I have an XML file like this :
<note>
<to>Tove</to>
<from>Jani</from>
<heading>Reminder</heading>
<body>Don't forget me this weekend!</body>
</note>
I have Powershell script like this :
$xmlData = New-Object -TypeName System.Xml.XmlDocument
$xmlData.Load('c:\test\data.xml')
$xmlData.note.body # I want to remove "note.body" to change to use function
Can I get the value of what is currently element note.body
without having to use the element names, i.e., can I extract values by the target element's position in the document hierarchy?
The idea is to have a script that continues to work even after element names in the input XML change (but not the document's structure).
If you want to locate the element of interest positionally, use the generic XML DOM properties:
In PowerShell Core:
# Extract the text from the *last child* of the *document element*.
# This is the positional equivalent of your $xmlData.note.body call.
# Of course, you can use specific indices such as [2] as well.
$xmlData.DocumentElement.ChildNodes[-1].InnerText
With your sample document, the output is Don't forget me this weekend!
, as expected.
In Windows PowerShell (all workarounds work in PowerShell Core too):
A bug prevents the use of [-1]
to refer to the last element of the collection in this case.
Workaround 1:
$childNodes = $xmlData.DocumentElement.ChildNodes
$childNodes[$childNodes.Count-1].InnerText
Workaround 2:
You've proposed the following alternative, which is much simpler, albeit less efficient (which probably won't matter):
Use member-access enumeration to extract the .InnerText
values from all child nodes up front - which returns a regular PowerShell array - and apply [-1]
to that:
$xmlData.DocumentElement.ChildNodes.InnerText[-1]

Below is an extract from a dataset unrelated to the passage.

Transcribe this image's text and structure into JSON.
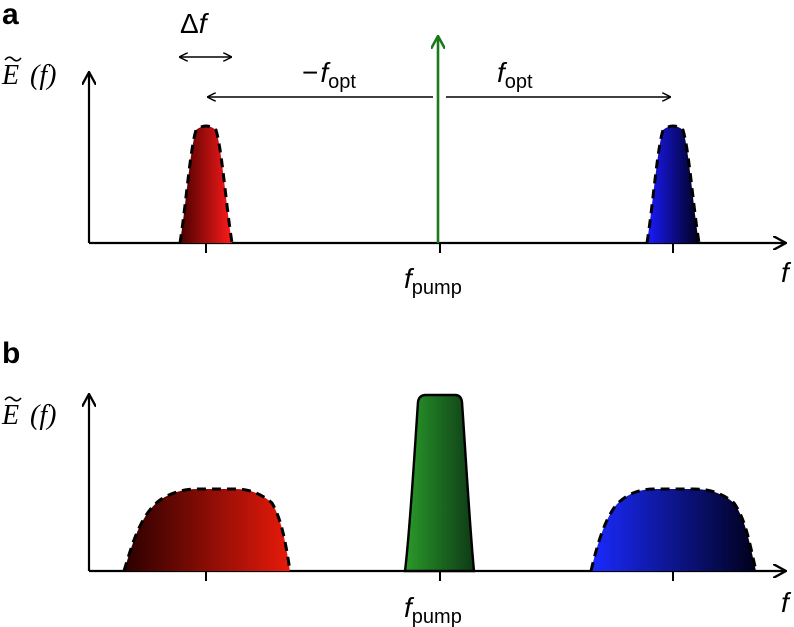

Workaround 3, proposed by Tomalak:
$xmlData.DocumentElement.ChildNodes |
Select-Object -Last 1 -ExpandProperty InnerText
Select-Object -Last 1
does succeed in extracting the last child element, and -ExpandProperty InnerText
then returns the .InnerText
property value.
Note that this solution will typically perform worst among the workarounds, due to use of a cmdlet in the pipeline, though, again, this likely won't matter in practice, unless you call this code in a loop with a high iteration count.